Your job is to change things. With one High Holiday down and one more to go, you can help your Jewish friend. These interventions typically work around a series of questions. Because you care, but may not know what to ask, here are my suggestions:

Ask them if High Holiday services inspired them.

Be sure to register their immediate reaction. If they squint and screw up one side of their face, take this as a “no.” The truth is, most Jews sit through these services looking either intermittently bored or catatonic. Listen and you’ll hear the stampede of so many minds wandering so far so fast. At some services I’ve attended, the snoring is louder than the cantor.

Ask them, then, why they go.

Why accept the status quo? What do they wish they got out of going? What kind of experience are they looking for?

Ask them how they would improve it?

Is it the liturgy? The melodies? The sermons? Do they feel like a stranger to the Hebrew, words, the ideas?

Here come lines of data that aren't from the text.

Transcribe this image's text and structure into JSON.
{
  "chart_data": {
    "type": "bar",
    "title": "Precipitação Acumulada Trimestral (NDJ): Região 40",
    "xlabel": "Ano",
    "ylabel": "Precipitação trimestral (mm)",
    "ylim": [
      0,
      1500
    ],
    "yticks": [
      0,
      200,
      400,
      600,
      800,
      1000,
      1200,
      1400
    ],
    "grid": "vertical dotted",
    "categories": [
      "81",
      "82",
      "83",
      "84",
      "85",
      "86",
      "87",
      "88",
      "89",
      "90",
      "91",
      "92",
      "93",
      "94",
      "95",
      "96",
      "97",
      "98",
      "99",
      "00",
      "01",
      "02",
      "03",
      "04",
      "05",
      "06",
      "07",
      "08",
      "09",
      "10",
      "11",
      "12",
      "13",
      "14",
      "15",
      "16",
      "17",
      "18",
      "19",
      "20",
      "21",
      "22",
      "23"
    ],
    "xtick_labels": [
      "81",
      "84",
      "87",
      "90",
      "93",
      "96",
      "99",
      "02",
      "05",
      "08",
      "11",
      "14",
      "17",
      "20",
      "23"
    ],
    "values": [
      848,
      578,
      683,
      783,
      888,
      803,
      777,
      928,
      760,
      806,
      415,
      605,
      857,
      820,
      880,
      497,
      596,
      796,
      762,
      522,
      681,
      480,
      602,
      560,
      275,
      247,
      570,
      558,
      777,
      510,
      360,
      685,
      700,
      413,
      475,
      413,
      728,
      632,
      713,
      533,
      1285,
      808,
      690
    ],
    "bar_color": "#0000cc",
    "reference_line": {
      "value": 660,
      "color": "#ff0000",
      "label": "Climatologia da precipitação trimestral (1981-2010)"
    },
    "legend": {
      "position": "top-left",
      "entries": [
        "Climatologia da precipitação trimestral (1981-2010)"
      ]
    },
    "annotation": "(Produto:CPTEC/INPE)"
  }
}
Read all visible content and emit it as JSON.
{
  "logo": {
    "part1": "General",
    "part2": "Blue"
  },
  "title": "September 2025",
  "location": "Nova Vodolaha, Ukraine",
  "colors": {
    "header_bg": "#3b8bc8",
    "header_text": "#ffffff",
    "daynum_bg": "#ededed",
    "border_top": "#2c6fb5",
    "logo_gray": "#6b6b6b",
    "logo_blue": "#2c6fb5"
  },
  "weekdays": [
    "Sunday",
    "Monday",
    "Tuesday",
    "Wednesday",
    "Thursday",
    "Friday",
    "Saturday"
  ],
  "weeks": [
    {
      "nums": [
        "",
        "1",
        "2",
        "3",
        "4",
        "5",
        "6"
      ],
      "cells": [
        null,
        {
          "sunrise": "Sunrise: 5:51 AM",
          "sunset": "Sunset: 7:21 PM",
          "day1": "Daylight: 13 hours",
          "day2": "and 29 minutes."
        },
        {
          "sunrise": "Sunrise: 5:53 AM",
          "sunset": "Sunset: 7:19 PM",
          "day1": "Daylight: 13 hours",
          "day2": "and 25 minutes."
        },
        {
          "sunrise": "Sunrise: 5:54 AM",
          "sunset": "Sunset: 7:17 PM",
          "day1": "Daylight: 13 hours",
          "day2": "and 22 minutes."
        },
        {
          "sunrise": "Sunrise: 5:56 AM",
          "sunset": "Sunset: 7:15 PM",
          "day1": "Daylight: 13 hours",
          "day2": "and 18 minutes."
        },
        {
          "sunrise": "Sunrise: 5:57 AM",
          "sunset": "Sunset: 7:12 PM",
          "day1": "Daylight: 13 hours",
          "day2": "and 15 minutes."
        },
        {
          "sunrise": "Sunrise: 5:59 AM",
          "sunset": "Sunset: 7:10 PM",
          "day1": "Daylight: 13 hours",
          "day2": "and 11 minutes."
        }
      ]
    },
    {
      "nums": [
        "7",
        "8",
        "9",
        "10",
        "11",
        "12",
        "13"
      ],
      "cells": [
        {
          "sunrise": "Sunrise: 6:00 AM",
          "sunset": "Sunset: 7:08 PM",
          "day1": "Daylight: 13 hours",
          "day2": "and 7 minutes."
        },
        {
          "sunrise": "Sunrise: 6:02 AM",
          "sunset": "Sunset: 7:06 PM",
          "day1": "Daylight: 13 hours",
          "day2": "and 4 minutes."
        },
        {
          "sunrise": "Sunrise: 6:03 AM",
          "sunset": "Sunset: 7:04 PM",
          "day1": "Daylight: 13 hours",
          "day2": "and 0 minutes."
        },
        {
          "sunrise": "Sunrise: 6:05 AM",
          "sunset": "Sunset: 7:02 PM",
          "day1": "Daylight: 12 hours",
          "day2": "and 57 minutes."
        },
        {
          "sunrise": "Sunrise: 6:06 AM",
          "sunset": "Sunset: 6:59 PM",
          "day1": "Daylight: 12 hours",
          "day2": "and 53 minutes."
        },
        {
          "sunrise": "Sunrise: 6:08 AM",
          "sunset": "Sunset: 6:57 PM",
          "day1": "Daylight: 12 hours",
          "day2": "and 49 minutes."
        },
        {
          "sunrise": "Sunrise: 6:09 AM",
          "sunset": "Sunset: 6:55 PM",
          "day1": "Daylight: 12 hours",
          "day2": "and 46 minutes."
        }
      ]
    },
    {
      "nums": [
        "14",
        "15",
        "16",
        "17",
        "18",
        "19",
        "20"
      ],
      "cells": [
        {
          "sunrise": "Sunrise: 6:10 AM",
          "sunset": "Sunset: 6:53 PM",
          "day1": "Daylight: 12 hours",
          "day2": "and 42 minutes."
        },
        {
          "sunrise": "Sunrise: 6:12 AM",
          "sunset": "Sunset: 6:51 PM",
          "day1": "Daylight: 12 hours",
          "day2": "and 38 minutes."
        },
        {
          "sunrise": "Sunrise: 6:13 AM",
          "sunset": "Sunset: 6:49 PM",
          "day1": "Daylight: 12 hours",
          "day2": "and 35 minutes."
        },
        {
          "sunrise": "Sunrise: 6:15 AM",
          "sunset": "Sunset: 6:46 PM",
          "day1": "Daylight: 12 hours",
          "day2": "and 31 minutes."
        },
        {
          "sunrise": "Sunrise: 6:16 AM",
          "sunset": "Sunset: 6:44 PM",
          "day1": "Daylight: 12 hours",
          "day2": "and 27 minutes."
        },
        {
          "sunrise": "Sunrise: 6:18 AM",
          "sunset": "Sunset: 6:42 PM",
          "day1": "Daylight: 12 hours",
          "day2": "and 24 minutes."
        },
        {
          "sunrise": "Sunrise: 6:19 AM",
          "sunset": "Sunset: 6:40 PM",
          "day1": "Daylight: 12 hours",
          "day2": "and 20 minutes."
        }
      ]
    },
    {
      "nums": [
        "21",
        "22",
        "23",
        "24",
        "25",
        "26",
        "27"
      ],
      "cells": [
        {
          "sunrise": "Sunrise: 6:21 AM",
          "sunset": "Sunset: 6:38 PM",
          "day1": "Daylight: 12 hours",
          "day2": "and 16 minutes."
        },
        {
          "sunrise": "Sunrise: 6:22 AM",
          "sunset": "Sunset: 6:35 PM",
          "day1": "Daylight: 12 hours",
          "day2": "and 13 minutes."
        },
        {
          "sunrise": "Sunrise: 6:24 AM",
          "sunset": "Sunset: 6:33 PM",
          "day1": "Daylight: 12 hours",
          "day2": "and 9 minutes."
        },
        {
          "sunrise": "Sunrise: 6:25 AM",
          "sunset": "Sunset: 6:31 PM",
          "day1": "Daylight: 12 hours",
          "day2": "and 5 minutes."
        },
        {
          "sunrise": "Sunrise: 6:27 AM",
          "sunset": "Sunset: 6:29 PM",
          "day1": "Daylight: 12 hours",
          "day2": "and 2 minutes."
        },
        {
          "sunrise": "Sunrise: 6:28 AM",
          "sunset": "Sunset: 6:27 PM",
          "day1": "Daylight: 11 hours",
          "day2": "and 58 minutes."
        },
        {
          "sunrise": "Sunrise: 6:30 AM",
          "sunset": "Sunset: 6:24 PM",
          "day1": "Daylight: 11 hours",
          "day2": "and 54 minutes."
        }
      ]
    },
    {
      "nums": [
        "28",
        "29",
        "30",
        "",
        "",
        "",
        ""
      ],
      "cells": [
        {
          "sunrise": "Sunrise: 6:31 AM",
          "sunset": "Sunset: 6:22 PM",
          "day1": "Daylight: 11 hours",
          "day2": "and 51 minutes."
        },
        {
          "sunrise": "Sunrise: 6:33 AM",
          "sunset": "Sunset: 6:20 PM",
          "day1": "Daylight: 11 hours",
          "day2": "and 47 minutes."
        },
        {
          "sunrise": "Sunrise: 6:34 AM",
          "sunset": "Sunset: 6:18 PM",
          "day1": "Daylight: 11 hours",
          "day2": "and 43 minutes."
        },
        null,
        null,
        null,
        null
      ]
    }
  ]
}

Ask them if they’ve ever mentioned their boredom to their rabbi?

They might be surprised to find out that their rabbi senses it, can see it in a sea of faces — might even be bored, too. There, perhaps, is the beginning of a solution.

Ask them how involved they are in Jewish life, learning and prayer the other 360 days of the year.

Making Yom Kippur your only synagogue holiday is like making “Koyaanisqatsi” your only cinema-going experience. You need some background, some study, context and preparation. Otherwise you leave scratching your head.

Ask them if they think their ancestors would be happy knowing they are still going to shul, even though it makes them bored and miserable.

Never mind, skip that question.

Ask them why, if these days are so holy, we treat them so lightly.

Are they something we get through or, as we say in Los Angeles, get into?

Ask them what they will do to make next year’s High Holiday services a meaningful and profound experience.

These are questions for you, the non-Jewish friend, to ask. Don’t worry about imposing. Your friends will have plenty of time to ponder them in shul.